The most recent article on active scanning PT for skull-base CA and CSA was published in 2021. Parzen et al. presented their experience of IMPT with simultaneous-integrated boost delivered via gantry machine in 13 patients with small GTV volumes (median 3.4 cm3) [28]. With a median dose to the GTV/CTV of 72.3/50.4 GyRBE, 100% OS and LC were recorded after a median follow-up time of 10.7 months. The absence of > grade 2 toxicity events was reported, although there was 1 report of grade 2 temporal lobe necrosis.
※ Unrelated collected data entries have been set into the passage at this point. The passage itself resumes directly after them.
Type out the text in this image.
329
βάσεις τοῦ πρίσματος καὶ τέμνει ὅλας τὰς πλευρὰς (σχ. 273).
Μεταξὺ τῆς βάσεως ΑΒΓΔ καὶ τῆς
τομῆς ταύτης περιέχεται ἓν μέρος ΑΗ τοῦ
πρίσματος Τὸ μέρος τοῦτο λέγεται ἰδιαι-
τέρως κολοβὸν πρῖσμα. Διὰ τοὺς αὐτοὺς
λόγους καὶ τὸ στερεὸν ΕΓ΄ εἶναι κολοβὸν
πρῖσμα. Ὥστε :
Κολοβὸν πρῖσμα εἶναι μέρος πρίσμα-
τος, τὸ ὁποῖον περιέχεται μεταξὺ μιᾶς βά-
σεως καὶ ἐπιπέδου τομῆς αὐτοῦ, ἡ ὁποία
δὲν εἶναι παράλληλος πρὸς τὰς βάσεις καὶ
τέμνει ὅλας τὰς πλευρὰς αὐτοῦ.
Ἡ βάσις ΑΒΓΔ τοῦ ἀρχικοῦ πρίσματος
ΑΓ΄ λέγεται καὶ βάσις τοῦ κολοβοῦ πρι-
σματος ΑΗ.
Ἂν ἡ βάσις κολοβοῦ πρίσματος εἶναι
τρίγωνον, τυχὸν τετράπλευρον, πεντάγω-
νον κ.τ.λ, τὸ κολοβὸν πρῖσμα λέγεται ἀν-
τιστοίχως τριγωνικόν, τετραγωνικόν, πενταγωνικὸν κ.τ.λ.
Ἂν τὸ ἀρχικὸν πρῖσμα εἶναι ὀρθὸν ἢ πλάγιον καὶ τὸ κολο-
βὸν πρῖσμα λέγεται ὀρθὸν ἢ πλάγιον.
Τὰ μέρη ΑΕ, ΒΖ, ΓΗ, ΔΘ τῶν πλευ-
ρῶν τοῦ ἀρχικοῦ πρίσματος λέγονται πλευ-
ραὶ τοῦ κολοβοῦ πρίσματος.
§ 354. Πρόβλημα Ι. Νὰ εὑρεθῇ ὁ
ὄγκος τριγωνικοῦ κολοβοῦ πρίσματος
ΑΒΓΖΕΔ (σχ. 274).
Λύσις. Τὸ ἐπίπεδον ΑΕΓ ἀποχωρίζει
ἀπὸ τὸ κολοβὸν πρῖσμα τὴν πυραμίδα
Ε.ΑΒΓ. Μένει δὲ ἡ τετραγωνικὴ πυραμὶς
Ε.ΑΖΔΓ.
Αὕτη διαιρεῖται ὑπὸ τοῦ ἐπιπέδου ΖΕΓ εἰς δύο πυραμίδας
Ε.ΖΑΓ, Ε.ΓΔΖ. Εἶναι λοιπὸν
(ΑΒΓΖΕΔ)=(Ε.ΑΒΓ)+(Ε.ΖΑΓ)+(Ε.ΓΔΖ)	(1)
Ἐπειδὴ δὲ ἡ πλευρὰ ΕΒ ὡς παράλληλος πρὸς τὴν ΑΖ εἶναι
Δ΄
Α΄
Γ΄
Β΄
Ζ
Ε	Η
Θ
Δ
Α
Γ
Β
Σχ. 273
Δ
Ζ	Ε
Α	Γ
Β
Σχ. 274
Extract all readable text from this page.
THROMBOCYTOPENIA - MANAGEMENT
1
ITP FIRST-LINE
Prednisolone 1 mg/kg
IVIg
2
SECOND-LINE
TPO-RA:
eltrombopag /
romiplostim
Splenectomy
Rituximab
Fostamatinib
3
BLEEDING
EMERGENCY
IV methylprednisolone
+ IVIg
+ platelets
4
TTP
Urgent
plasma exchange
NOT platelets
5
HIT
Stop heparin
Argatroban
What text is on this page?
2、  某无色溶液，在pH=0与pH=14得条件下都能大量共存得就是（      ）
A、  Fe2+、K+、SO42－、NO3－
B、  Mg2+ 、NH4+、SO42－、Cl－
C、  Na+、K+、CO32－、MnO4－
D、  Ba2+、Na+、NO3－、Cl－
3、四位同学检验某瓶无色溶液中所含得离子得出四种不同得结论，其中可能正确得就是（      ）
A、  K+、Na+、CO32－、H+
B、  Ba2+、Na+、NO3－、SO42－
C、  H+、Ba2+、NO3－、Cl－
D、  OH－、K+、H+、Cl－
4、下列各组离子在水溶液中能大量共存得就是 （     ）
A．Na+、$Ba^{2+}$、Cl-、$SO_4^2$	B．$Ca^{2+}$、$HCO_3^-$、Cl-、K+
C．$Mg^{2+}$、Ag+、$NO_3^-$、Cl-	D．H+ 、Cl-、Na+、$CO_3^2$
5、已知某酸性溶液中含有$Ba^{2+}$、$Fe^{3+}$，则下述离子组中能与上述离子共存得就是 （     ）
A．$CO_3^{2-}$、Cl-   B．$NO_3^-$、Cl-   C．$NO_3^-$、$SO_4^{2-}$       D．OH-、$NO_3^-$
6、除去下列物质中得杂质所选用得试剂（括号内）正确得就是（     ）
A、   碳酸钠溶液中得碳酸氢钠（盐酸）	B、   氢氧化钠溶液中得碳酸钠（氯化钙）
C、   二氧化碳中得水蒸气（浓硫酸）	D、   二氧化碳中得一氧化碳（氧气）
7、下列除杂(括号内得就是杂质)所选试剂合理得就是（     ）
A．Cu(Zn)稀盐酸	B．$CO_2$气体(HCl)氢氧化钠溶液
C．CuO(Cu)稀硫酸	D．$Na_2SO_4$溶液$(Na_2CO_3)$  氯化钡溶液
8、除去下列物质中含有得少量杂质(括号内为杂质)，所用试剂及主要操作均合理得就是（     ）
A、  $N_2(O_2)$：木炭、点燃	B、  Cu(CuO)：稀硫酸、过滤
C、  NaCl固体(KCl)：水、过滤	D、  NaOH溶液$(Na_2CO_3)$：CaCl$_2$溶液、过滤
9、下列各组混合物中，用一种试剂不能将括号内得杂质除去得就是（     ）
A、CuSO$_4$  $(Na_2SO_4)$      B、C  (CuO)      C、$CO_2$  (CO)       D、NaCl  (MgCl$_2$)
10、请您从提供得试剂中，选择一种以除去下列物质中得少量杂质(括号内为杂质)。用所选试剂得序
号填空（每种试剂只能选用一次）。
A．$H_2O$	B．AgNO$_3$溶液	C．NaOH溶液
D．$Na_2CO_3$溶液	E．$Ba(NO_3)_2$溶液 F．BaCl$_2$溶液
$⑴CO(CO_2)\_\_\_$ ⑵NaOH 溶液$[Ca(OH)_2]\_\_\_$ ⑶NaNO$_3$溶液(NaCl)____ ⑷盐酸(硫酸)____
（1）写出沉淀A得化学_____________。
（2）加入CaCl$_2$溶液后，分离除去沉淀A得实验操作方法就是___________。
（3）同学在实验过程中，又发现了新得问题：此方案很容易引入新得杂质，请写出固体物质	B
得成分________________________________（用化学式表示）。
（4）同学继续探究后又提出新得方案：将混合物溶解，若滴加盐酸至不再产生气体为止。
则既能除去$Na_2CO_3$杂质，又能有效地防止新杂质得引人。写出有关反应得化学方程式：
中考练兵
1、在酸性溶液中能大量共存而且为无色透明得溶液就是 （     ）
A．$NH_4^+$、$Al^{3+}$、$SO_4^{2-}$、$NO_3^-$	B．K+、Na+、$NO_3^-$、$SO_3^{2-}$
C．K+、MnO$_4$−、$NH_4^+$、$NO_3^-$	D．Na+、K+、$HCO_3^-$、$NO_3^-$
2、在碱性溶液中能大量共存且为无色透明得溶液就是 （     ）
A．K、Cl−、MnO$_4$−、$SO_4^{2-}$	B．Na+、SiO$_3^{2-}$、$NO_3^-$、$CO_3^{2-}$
In the recent National Comprehensive Cancer Network guidelines, CA and CSA were described as preferred targets for proton therapy [29]. Unfortunately, access to this technology, especially in developing countries, is still relatively low. Although our study cohort is limited due to the retrospective nature of this work and the inhomogeneous group of patients included, we achieved promising outcomes and report only moderate toxicity using a fixed PBS proton machine (which is typical compared to the gantry system) for a very challenging-to-treat subpopulation of patients with skull-base CA or CSA. Compared to the abovementioned articles on PT for skull-base CA and CSA, we report noninferior clinical results for our patients, the majority of whom have unfavourable tumour volumes.

Conclusion

Pencil beam proton therapy via a fixed horizontal beamline is a promising treatment for skull-base chordomas and chondrosarcomas. Our data suggest that PT is effective and safe for these malignancies, so patients with CA or CSA can be recommended for treatment at centres offering this specialized treatment without gantry systems.